O'Donohue: In Celtic tradition, time had a secret structure and events had their own sacredness. The Celtic mind practiced what I call reverence of approach to experience. Experience was a profound threshold of creativity and transformation. Anything and everything that happens in experience unfolds, expresses, and embodies your identity. The Celtics had blessings for starting off the day, blessings for encounters, blessings for work, blessings for eating and for cooking. The last blessing at night was a blessing for the soaring of the fire. In the Celtic tradition, most of the wisdom was handed on around the fire, which was a lovely image of the heart and warmth. The coals of one night's fire would be the seed for the fire of the next day. The Celtics had this intimate and almost domestic sense of divine shelter and divine activity in the world. When you approach life like that, you are acutely aware of your own gift in the world. When you are aware of your gift, you are aware that your purpose is somehow tied into the deepest hunger and the deepest call of the world.

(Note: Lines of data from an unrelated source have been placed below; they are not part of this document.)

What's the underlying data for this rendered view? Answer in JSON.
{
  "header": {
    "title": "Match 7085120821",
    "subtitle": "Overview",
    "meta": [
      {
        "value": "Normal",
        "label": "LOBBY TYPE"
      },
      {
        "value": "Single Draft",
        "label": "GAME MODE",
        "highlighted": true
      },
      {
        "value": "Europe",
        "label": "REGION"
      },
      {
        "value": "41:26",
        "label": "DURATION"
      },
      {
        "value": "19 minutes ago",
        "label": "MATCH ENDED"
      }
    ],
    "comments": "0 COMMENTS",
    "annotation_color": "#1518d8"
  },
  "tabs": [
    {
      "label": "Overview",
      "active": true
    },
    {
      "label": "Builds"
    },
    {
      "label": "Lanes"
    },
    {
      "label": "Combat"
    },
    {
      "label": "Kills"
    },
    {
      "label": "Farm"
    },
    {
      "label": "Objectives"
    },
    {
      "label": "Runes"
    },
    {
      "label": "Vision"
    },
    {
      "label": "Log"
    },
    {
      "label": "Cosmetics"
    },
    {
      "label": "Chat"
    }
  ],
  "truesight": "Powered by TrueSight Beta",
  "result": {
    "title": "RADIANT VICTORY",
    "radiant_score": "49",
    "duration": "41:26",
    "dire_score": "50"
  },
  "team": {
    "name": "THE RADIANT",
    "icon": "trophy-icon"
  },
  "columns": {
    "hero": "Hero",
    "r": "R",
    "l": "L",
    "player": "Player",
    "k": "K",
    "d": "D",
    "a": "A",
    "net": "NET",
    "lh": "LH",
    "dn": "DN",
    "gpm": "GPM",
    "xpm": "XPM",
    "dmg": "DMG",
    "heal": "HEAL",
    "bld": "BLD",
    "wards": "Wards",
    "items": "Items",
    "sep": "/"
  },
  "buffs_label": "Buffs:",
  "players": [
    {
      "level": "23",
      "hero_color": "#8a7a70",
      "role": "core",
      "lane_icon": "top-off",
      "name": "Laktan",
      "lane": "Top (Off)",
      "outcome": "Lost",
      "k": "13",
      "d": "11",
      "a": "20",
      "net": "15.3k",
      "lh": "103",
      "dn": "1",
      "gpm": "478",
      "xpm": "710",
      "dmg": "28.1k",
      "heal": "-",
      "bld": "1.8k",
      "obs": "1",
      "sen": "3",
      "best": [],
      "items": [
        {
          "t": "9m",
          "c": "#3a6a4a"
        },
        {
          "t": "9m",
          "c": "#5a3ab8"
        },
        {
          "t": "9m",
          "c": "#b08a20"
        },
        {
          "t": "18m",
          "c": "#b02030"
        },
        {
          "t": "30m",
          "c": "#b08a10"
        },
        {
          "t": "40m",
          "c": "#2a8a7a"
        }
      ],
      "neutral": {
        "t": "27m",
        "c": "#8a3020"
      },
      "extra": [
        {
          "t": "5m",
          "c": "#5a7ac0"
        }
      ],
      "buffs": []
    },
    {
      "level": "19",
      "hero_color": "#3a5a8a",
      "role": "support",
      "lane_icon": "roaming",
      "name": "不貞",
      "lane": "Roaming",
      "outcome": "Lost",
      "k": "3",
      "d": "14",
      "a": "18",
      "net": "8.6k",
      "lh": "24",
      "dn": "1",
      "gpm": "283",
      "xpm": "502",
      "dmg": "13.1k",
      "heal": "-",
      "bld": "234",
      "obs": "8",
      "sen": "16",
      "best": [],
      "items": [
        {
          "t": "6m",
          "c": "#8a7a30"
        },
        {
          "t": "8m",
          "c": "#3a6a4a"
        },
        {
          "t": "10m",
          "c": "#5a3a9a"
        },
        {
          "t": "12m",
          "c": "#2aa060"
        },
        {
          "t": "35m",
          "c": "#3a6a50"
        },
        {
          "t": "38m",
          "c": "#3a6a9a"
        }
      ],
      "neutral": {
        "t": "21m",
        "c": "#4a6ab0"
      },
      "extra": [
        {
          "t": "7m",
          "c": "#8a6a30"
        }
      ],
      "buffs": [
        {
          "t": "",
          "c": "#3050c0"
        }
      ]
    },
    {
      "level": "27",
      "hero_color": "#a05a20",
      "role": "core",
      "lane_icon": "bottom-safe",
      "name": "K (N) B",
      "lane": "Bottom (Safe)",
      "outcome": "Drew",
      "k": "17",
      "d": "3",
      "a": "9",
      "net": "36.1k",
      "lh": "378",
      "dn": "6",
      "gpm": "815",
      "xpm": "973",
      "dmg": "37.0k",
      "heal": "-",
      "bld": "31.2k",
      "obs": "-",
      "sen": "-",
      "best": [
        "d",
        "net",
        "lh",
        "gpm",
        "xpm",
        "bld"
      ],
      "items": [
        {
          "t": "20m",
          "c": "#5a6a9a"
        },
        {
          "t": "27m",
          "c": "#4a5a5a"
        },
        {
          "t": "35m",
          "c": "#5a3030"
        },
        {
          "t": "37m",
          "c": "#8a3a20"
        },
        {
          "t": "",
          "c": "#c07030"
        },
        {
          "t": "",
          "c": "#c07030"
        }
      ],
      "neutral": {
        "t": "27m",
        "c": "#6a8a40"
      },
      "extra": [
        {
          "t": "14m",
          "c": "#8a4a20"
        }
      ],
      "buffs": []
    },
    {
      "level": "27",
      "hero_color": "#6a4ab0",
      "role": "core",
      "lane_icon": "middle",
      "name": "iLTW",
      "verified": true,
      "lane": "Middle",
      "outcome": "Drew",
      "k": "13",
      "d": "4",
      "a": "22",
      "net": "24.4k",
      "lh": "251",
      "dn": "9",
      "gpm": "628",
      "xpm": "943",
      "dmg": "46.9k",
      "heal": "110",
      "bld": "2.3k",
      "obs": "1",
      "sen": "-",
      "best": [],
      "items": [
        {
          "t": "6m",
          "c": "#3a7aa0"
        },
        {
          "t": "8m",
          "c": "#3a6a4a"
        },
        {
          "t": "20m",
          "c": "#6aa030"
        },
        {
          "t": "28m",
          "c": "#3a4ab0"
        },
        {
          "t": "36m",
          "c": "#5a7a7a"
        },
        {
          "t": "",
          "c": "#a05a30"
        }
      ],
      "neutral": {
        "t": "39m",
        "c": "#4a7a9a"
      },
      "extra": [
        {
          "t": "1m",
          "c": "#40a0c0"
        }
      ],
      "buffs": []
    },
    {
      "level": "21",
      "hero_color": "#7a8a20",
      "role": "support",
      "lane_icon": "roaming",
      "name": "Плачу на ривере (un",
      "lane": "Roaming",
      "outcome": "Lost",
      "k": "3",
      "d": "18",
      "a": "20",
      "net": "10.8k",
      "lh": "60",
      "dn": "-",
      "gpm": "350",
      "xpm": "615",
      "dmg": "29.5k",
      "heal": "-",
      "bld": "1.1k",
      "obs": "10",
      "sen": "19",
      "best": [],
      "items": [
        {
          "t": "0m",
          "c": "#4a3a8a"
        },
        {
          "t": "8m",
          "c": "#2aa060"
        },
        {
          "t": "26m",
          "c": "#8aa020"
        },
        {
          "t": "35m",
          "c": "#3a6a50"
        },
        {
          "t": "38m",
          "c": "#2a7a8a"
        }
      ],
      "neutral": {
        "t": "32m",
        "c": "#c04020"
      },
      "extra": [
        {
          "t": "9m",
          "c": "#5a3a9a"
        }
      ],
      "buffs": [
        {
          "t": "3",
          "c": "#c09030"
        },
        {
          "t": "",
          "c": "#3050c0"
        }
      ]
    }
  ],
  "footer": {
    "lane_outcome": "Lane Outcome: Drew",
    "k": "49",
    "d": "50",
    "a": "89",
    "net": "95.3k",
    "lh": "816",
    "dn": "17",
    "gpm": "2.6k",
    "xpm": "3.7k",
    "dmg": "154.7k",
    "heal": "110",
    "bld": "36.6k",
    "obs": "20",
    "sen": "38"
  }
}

Additionally, prayer takes you into another kind of space. It takes you into that oblique interim place where the connections between things are born and where there is secretness together, where secret togetherness becomes active. Therefore, prayer is not about anything specific. Meister Eckhart said there is a place in the soul that neither time nor space nor no created thing can touch. The intentionality of prayer is to take us as frequently as possible into that serenity and tranquility and purity of space where we can heal and renew. The insight of prayer means that you are not identical to your biography, you are not just a psychological matrix. There is a place in you which is beyond psychology, and that is the eternal place within you. The more we visit there, the more we are touched and fused with the limitless kindness and affection of the divine. The ultimate goal of prayer is to learn to behold yourself with the same gentleness, pride, expectation, and compassion with which the divine presence beholds you at every moment. If we can inhabit that reflex of divine presence, then compassion will flow naturally from us.